Compared to the other operations being performed, it is unlikely that there is much performance difference between the two approaches. If you have only a handful of colors (up to a few hundred), the color table fits on a single page in most databases. An index on the color would make look up quite fast and not incur any I/O activity (after the first run to load the page).
A string comparison depends on the database, but it does involve a function and reading the data from the page. So, it is not free. Different databases, of course, might have different performance characteristics for a string function.
Where it should be stored should be a function of your application. Say you have an application where the color is going to be presented to the user. You might, one day, want to show the name of the color in Spanish, Swahili, or Chinese. If so, having a separate table makes such internationalization much easier. More prosaicly, you might want to prevent "Grene" from being entered, if so, having such a table makes a selection list easier.
On the other hand, if performance is your only concern, it doesn't make a different. In other cases, it is actually possible for a lookup table to be faster than a denormalized table. This occurs when the strings are long, increasing the length of every record in a larger table. Larger tables mean more pages, which take longer to load into memory.
If I understand correctly, you are asking which of these two queries would be faster:
SELECT * FROM shirt where color = 'Green'
vs
SELECT shirt.* FROM shirt s INNER JOIN colors c
ON s.colorid = c.colorid
WHERE c.color = 'Green'
It depends a little bit on the database (well ... maybe a lot depending on if it optimizes correctly, which most if not all should), but the lookup in the color table should be negligible and then the remaining execution could use the integer lookup value and should be faster. The bulk of the processing ultimately would be equivalent to SELECT * from shirt WHERE colorid=N
. However, I suspect that you would not notice a difference in speed unless the table was quite large. The decision should probably be based on which design makes the most sense (probably the normalized one).

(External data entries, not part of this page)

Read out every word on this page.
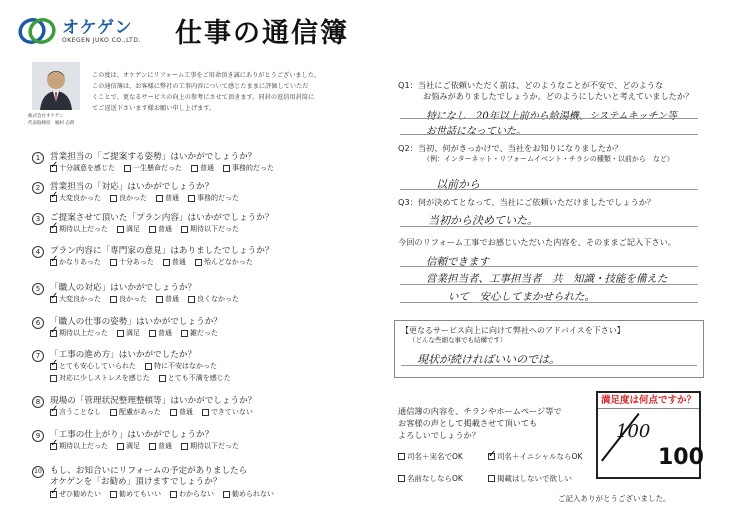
オケゲン
OKEGEN JUKO CO.,LTD. 仕事の通信簿
株式会社オケゲン
代表取締役　桶村 志朗
この度は、オケゲンにリフォーム工事をご用命頂き誠にありがとうございました。
この通信簿は、お客様に弊社の工事内容について感じたままに評価していただ
くことで、更なるサービスの向上の参考にさせて頂きます。同封の返信用封筒に
てご返送下さいます様お願い申し上げます。
1	営業担当の「ご提案する姿勢」はいかがでしょうか？
✓
十分誠意を感じた	一生懸命だった	普通	事務的だった
2	営業担当の「対応」はいかがでしょうか？
✓
大変良かった	良かった	普通	事務的だった
3	ご提案させて頂いた「プラン内容」はいかがでしょうか？
✓
期待以上だった	満足	普通	期待以下だった
4	プラン内容に「専門家の意見」はありましたでしょうか？
✓
かなりあった	十分あった	普通	殆んどなかった
5	「職人の対応」はいかがでしょうか？
✓
大変良かった	良かった	普通	良くなかった
6	「職人の仕事の姿勢」はいかがでしょうか？
✓
期待以上だった	満足	普通	雑だった
7	「工事の進め方」はいかがでしたか？
✓
とても安心していられた	特に不安はなかった
対応に少しストレスを感じた	とても不満を感じた
8	現場の「管理状況整理整頓等」はいかがでしょうか？
✓
言うことなし	配慮があった	普通	できていない
9	「工事の仕上がり」はいかがでしょうか？
✓
期待以上だった	満足	普通	期待以下だった
10 もし、お知合いにリフォームの予定がありましたら
オケゲンを「お勧め」頂けますでしょうか？
✓
ぜひ勧めたい	勧めてもいい	わからない	勧められない
Q1：当社にご依頼いただく前は、どのようなことが不安で、どのような
お悩みがありましたでしょうか。どのようにしたいと考えていましたか？
特になし　20年以上前から給湯機、システムキッチン等
お世話になっていた。
Q2：当初、何がきっかけで、当社をお知りになりましたか？
（例：インターネット・リフォームイベント・チラシの種類・以前から　など）
以前から
Q3：何が決めてとなって、当社にご依頼いただけましたでしょうか？
当初から決めていた。
今回のリフォーム工事でお感じいただいた内容を、そのままご記入下さい。
信頼できます
営業担当者、工事担当者　共　知識・技能を備えた
いて　安心してまかせられた。
【更なるサービス向上に向けて弊社へのアドバイスを下さい】
（どんな些細な事でも結構です）
現状が続ければいいのでは。
通信簿の内容を、チラシやホームページ等で
お客様の声として掲載させて頂いても
よろしいでしょうか？
司名＋実名でOK
✓	司名＋イニシャルならOK
名前なしならOK	掲載はしないで欲しい
満足度は何点ですか？
100
100
ご記入ありがとうございました。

Beyond performance, creating a separate Color table makes your design better normalized. So, some day in the future, when someone decides that "Dark Blue" should now be called "Navy Blue", you update 1 row in your Color table vs. updating many rows in your Shirt table.

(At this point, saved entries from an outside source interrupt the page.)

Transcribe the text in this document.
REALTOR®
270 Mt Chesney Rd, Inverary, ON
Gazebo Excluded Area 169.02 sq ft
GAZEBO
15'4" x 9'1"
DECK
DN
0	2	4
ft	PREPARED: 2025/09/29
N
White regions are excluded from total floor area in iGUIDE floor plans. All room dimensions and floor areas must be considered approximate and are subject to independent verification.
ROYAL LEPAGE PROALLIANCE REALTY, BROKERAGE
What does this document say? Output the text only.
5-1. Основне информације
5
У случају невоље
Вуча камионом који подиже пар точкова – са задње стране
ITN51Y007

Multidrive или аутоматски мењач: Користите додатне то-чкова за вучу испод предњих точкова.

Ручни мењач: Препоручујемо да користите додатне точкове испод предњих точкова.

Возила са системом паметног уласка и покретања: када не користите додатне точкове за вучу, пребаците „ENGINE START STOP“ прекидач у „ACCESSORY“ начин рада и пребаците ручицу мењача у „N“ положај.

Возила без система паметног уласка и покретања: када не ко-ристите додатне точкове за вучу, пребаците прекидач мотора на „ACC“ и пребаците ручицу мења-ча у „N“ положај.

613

The DBMS has the opportunity to optimize indicies where there is a limited number of values. How to tell sQL to do this though, I don't know. It might figure it out.
start a data warehouse if reporting performance is a serious issue..
As Joe points out, you want the database as normalized as possible. If you have a separate reporting function, which has the possibility of causing performance problems, you should run a periodic transform (or put rules in place to do build in realtime) a 2nd read-only schema. The first is OLTP and the 2nd is OLAP ('data warehouse'); these are important concepts to have in place if you are going to get serious about your data.
If it's important enought to know, test it.
If nobody gives you an answer, the best way to do it is to test on your own.
(1) make 2 databases
(2) each with a test of your 2 tables
(3) On database just joins on the string 'color', and uses that for an FK; the other joins by int ('colorID')
Fill each with 2 million dummy rows. Run a multiple queries on each, timing 1st run and average runs.
Use an instance on your dev machine to take the network out of the picture.
You should also start and stop the instance before each type of test; stuff will stay in memory intentionally so SQL can deliver it faster, but likely, this will skew your test results from real-world operation - where it might not be in memory or cached anymore.
It depends on the query optimizer really. Your color table will be very small, so probably based on the database statistics and the query plans it would probably loaded completely in memory, so you not only end up negating the performance cost of the join it may actually be faster. This obviously depends on the dbms you're using, but several dbms can take hints as to treat a table in a special way.
Another +1 for the Color table is that if you need to change the color name, you only need 1 update as opposed to changing the string value for each occurrence.